Потом в станицу вступили обозы. Это был поток крестьянских телег, линеек и татарских арб. Проколыхалась на разбитых тонких колесах извозчичья городская пролетка. Но больше всего было степных длинных телег, запряженных лошадьми и волами. Кострецы волов кровоточили. Женщины, и дети, и седобородые старики, закутанные в свитки и чекмени, тесно и неспокойно сидели на телегах. Орали грудные младенцы. Причитал, и взвизгивал, и открывал улыбкой беззубые десны старик, помешавшийся в походе. На одной из телег, поверх наваленных тулупов, проплыл мимо Ольги лупобокий, нарядный двухведерный самовар с ручками в виде крыльев и с краном в виде лебединой шеи. В трубу самовара был воткнут красный флаг. Многие из крестьян брели рядом с телегами, и среди них легко было различить чеченцев из притуапсинских хуторов в черных бурках и широких, как вороньи гнезда, папахах.

Едва головные телеги обоза въехали в станицу, как улицы огласились воплями.
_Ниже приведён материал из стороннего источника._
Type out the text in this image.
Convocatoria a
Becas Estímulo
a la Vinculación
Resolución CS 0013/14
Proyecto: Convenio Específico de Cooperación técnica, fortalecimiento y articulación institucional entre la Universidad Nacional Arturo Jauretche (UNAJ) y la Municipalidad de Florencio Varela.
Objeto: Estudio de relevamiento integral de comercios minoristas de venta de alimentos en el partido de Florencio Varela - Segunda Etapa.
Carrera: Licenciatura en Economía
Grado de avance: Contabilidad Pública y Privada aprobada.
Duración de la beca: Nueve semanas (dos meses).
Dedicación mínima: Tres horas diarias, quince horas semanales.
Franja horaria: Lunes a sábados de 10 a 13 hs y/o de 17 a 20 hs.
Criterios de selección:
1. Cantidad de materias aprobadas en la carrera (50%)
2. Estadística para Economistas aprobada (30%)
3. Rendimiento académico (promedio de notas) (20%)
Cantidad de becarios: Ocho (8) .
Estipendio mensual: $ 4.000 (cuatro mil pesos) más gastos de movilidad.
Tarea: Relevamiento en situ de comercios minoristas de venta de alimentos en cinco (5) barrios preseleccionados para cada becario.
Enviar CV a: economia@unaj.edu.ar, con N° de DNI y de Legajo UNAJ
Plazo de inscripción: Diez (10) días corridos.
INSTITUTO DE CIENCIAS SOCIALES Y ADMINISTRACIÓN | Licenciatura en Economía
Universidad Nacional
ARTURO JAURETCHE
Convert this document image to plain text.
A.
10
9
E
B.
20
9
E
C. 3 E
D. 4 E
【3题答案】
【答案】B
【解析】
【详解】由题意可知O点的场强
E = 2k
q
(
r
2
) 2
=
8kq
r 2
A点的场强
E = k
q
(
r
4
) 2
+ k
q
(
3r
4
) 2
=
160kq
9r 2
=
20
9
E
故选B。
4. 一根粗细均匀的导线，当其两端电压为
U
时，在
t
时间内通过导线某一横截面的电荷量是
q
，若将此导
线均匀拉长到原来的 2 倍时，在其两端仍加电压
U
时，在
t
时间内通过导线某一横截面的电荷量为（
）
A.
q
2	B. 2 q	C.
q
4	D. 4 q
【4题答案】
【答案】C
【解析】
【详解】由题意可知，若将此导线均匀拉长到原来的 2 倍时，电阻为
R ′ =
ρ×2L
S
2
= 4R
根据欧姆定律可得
Старческие голоса, уже тусклые и бессильные, сливались со звонкими голосами детей.

Беженцы кричали, шаря глазами по оконным наличникам, по калиткам глухо запертых ворот:

— Хле-ба-а!.. Хле-ба-а!..

Но глаза людей, слезящиеся от ветра, красные от бессонницы и светящиеся от голода, встречали пустые пороги, запертые двери, калитки с неподвижно висящими кольцами и длинные ряды окон, на которых невидимые руки поспешно задергивали занавески. Станица встречала их тишиной и безлюдьем. Псы, уже уставшие брехать, сидели у своих дворов и, подняв уши, слушали гром и шум движения.
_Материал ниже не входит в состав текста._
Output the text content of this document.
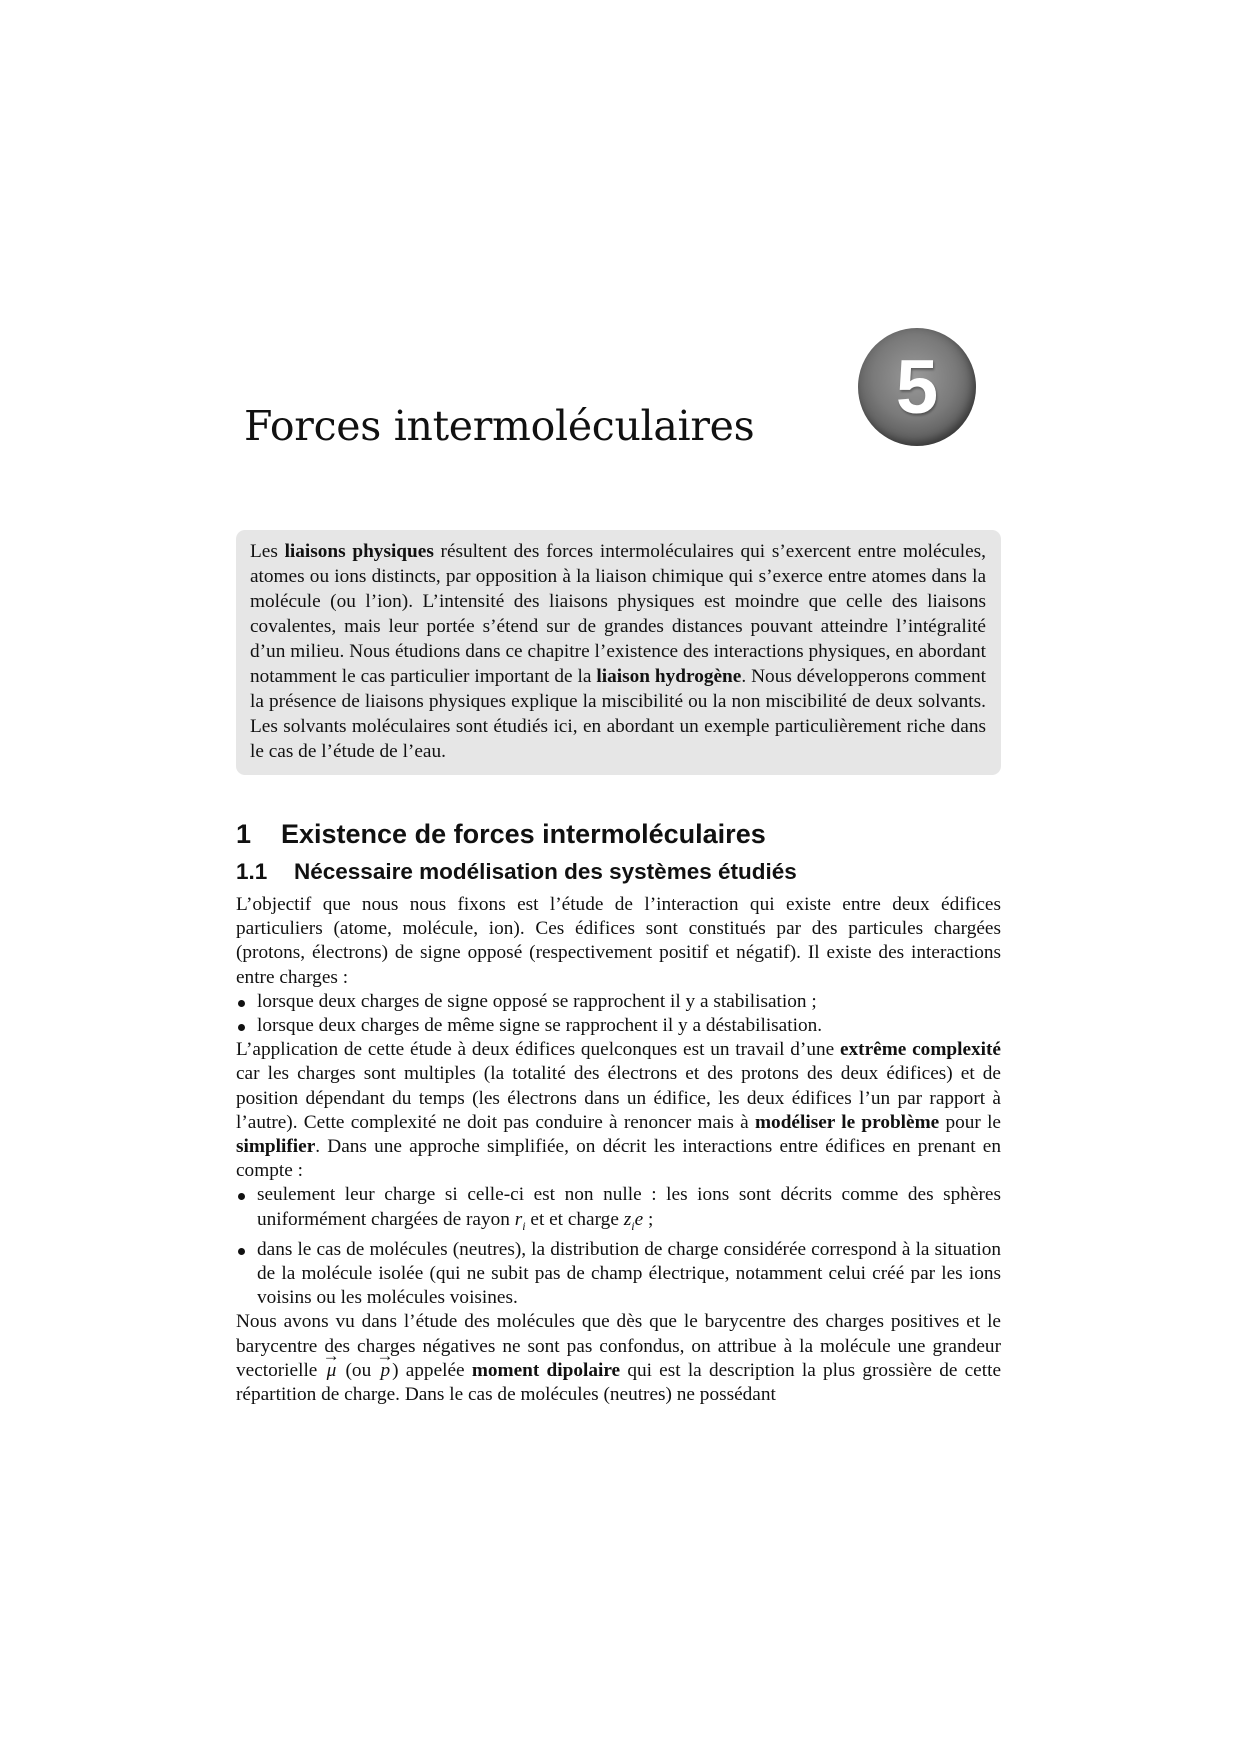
Forces intermoléculaires	5
Les liaisons physiques résultent des forces intermoléculaires qui s’exercent entre molécules, atomes ou ions distincts, par opposition à la liaison chimique qui s’exerce entre atomes dans la molécule (ou l’ion). L’intensité des liaisons physiques est moindre que celle des liaisons covalentes, mais leur portée s’étend sur de grandes distances pouvant atteindre l’intégralité d’un milieu. Nous étudions dans ce chapitre l’existence des interactions physiques, en abordant notamment le cas particulier important de la liaison hydrogène. Nous développerons comment la présence de liaisons physiques explique la miscibilité ou la non miscibilité de deux solvants. Les solvants moléculaires sont étudiés ici, en abordant un exemple particulièrement riche dans le cas de l’étude de l’eau.
1	Existence de forces intermoléculaires
1.1	Nécessaire modélisation des systèmes étudiés

L’objectif que nous nous fixons est l’étude de l’interaction qui existe entre deux édifices particuliers (atome, molécule, ion). Ces édifices sont constitués par des particules chargées (protons, électrons) de signe opposé (respectivement positif et négatif). Il existe des interactions entre charges :

lorsque deux charges de signe opposé se rapprochent il y a stabilisation ;
lorsque deux charges de même signe se rapprochent il y a déstabilisation.

L’application de cette étude à deux édifices quelconques est un travail d’une extrême complexité car les charges sont multiples (la totalité des électrons et des protons des deux édifices) et de position dépendant du temps (les électrons dans un édifice, les deux édifices l’un par rapport à l’autre). Cette complexité ne doit pas conduire à renoncer mais à modéliser le problème pour le simplifier. Dans une approche simplifiée, on décrit les interactions entre édifices en prenant en compte :

seulement leur charge si celle-ci est non nulle : les ions sont décrits comme des sphères uniformément chargées de rayon $r_i$ et et charge $z_ie$ ;
dans le cas de molécules (neutres), la distribution de charge considérée correspond à la situation de la molécule isolée (qui ne subit pas de champ électrique, notamment celui créé par les ions voisins ou les molécules voisines.

Nous avons vu dans l’étude des molécules que dès que le barycentre des charges positives et le barycentre des charges négatives ne sont pas confondus, on attribue à la molécule une grandeur vectorielle → μ (ou → p ) appelée moment dipolaire qui est la description la plus grossière de cette répartition de charge. Dans le cas de molécules (neutres) ne possédant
— Хле-ба-а! — кричали беженцы.

Платон за плечи повернул Ольгу и втолкнул ее во двор. Запер калитку на щеколду, поднял с земли палочку и всунул ее в петли запора. Из круглых ноздрей его прямо в лицо Ольги летело встревоженное дыхание. Он жевал губами, собирал слюну. С ненавистью и страхом плюнул на калитку. От непрерывного движения обоза по улице калитка вздрагивала. Плевок потянулся по ней вниз, оставляя блестящий след.

«Хле-ба! Хле-ба! — безостановочно плакал за воротами детский голос. — Хле-ба!» У Ольги тошно засосало под ложечкой. Будто сама она не ела много дней. Хлеба! Воображению ее представился ломоть хлеба, еще горячий, дымящийся… красноватая корочка, душистая мякоть… На губах ее выступила слюна.

Она покорно пошла за мужем в дом.

Свекровь сидела у окошка и, пухлыми пальцами отогнув занавеску, глядела на улицу, как на пожар или на половодье. Детский голос еще звучал в ушах Ольги. Она встала, без толку стала перебирать посуду на столе.

Прибежала с улицы возбужденная девка, говорком стала рассказывать:

— Все заперлися. Казаки стоят за воротами с ружьями, ждут грабежу. А Кованькина баба вынесла хлеб, так ей руки было не оторвали: Голодные, как черти… Говорят, еще хромой Степан отчинил ворота, кормит — народу навалило, как на свадьбу, всю хату разнесут! А так все заперлися. Говорят, сейчас грабить начнут.